-Negeri Impian-

115 16 0
                                    


SIFA'S POV

Walaupun kamu mengatakan tak apa, kamu tetaplah kelihatan ada apa-apa. Berhubung ini hari pertama sekolah, rasanya berat jika harus absen di hari ini. Aku bergantian dengan Safa, aku yang akan mengayuh sepeda menuju sekolah sementara Safa duduk dibelakang. Akan kupastikan keadaan Safa masih aman sehingga ia tak lepas dari boncenganku. Jika kita masih tetap di sini, dikiranya kita seorang pengemis yang sedang meminta dipinggir jalan.
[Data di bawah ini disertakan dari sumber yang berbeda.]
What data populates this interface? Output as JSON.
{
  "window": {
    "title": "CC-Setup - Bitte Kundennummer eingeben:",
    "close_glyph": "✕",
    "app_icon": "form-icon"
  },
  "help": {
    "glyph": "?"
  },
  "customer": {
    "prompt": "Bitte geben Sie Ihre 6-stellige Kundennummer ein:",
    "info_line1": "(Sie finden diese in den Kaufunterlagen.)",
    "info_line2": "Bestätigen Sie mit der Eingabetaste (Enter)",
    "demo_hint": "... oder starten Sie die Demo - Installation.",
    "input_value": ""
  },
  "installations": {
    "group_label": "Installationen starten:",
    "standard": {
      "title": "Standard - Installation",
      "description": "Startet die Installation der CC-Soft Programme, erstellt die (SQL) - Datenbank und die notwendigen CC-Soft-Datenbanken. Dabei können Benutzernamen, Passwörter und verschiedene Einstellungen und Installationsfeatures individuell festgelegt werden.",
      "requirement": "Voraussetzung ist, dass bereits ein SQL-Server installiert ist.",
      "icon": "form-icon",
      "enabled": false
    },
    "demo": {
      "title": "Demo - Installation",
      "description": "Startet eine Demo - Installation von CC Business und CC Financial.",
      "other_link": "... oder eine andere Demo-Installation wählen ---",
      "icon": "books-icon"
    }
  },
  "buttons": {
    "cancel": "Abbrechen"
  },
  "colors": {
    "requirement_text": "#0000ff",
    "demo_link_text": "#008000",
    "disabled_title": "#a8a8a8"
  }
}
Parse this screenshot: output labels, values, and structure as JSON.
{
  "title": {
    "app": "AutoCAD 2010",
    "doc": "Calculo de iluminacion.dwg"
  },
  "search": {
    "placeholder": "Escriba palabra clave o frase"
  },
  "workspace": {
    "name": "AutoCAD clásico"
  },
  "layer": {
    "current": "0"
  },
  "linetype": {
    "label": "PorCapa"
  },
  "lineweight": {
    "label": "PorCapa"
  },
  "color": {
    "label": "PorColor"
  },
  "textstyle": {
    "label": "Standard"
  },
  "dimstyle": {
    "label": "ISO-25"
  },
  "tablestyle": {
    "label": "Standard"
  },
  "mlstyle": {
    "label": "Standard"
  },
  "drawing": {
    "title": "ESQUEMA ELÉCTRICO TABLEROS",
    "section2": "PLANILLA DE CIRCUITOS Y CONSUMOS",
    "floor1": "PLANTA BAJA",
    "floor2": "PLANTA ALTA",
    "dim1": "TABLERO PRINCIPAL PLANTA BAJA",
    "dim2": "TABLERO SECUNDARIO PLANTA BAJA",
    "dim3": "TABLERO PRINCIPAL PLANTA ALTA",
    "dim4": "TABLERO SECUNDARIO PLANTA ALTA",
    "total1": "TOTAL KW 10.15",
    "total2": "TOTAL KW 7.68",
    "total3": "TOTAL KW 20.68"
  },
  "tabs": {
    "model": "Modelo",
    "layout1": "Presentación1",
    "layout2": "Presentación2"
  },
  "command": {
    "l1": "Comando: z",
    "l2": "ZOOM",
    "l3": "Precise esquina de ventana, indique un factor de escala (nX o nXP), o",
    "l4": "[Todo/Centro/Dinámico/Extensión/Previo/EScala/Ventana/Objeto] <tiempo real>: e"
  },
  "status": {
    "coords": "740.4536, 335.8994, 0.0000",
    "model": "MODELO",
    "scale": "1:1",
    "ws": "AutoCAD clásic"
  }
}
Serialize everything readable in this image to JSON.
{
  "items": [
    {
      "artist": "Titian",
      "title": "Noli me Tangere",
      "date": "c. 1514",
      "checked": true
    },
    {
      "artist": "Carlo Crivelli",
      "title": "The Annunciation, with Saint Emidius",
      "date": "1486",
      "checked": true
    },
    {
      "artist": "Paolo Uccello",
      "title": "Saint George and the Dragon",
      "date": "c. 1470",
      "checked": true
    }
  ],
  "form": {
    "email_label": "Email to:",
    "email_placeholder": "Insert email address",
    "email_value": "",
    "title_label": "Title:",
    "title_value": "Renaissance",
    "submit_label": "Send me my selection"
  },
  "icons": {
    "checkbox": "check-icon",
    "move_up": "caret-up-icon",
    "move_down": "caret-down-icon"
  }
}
Banyak yang melihat kecelakaan ini, tapi tak satupun yang mau menolong.

Lama juga perjalananku. Beruntungnya, kami sampai di sekolah dengan selamat. Kuparkirkan sepedaku di dekat sebuah pohon pinang. Kemudian menggandeng Safa yang masih pusing. Kami dari arah kiri menuju pintu masuk sekolah sedangkan Hanifan melihat kami dari arah kanan.

"Eit, wait!wait!".Ipul menegur.

"Sifa. Ada apa dengan Safa? Kok dahinya memerah sih." Hanifan bertanya amat serius tentang kondisi Safa.

"Kelebihan lipstik kali, Nif. Jadi dahinya pun di merahin." Hanifan menatap mata Ipul. Seolah menegur Ipul yang bercanda terlalu berlebihan. Hanifan yakin ini bukan saat yang tepat untuk bercanda.

"Habis kecelakaan, Nif." Safa menjawab lemah sambil memegang kepalaku yang sakit.

"Ya, iyalah."

"Sifa, Sepertinya Safa harus dibawa ke UKS. Supaya luka didahinya segera diobati. Kalau ditunda takutnya jadi infeksi."

Saran dari Hanifan sudah tidak perlu dipikirkan lagi. Memang sudah seharusnya aku membawa Safa ke UKS hanya saja aku sedang menjawab sapaan dari mereka, tak baik jika diabaikan lagi. Ucapan Hanifan tadi seolah tidak mau dibilang peduli pada Safa. Ah, sudahlah. Tanpa basa-basi lagi aku langsung menuju ke UKS agar Safa memperoleh pertolongan pertama di sana. Kulihatnya kepalanya yang berdarah dibersihkan oleh salah satu anggota PMR di sekolahku lalu diberikannya obat merah ke luka di dahinya dan segera ditutupi dengan perban. Aku tak tega melihat keadaannya seperti itu. Ini semua karena salahku yang memintanya untuk terburu-buru kalau aku tidak memaksanya, mungkin saja hal ini tak terjadi. Menyesal.

"Safa, maafin aku yah." Pintaku pada Safa saat menjenguknya di ranjang UKS. Pinta yang tak mengharap apapun dari Safa. Sebab hanya itu yang dapat kukatakan pada Safa setelah kejadian tadi. Maaf. Kata yang tak punya makna. Namun semoga saja dengan kata itu Safa mengikhlaskan kejadian yang telah menimpanya dan menerima kenyataan bahwa semua ini terjadi secara tidak sengaja dan di luar keinginanku.

SAFA'S POV

Terbesit tawa dalam ragaku melihat Sifa yang sedari tadi khawatir dengan kondisiku. Yang jelas bukan khawatir akan ditegur oleh ayah, kan? Aku jadi terharu deh dengan kasih sayang dari Sifa kepadaku. "Iya, aku maafin, kok." Aku menjawab sambil memegang kedua pundak Sifa.

..........

Hal yang tak pernah aku pikirkan dan kuimpikan justru sering datang di awal waktu padahal kedatangannya tak pernah kuingini. Sejak pagi aku bermimpi agar tidak berurusan dengannya. Kenyataan yang terjadi, ya beginilah. Ketika kami kembali menuju ke kelas. 2 kaya sejenis melihat kami, lagi dan lagi mereka menyapa untuk memancing emosi.

"Ups, ternyata kalian udah balik ke sekolah. Ya udah deh gue ucapin selamat datang kembali di sekolah pe-li-ta. Semoga harimu menyenangkan di sini."

Clara menjulurkan tangannya kepadaku. Ia ingin bersalaman denganku. Tetapi aku menolak mentah-mentah salaman itu. Rasanya kepalaku tambah pusing melihat tingkahnya yang menjengkelkan.

"Oke. Gakpapa kalau kalian gak mau menerima niat baikku ini. BTW, dahi kenapa tuh?" Tanyanya si Clara seolah sedang senang dan seperti menyindir.

"Ya mau-mau mereka dong Clar. Dia mau perbanin kek, mau tempelin stiker kek itu terserah merekalah. So, yang punya dahi kan dia." Sahut Wilda dengan kepolosannya.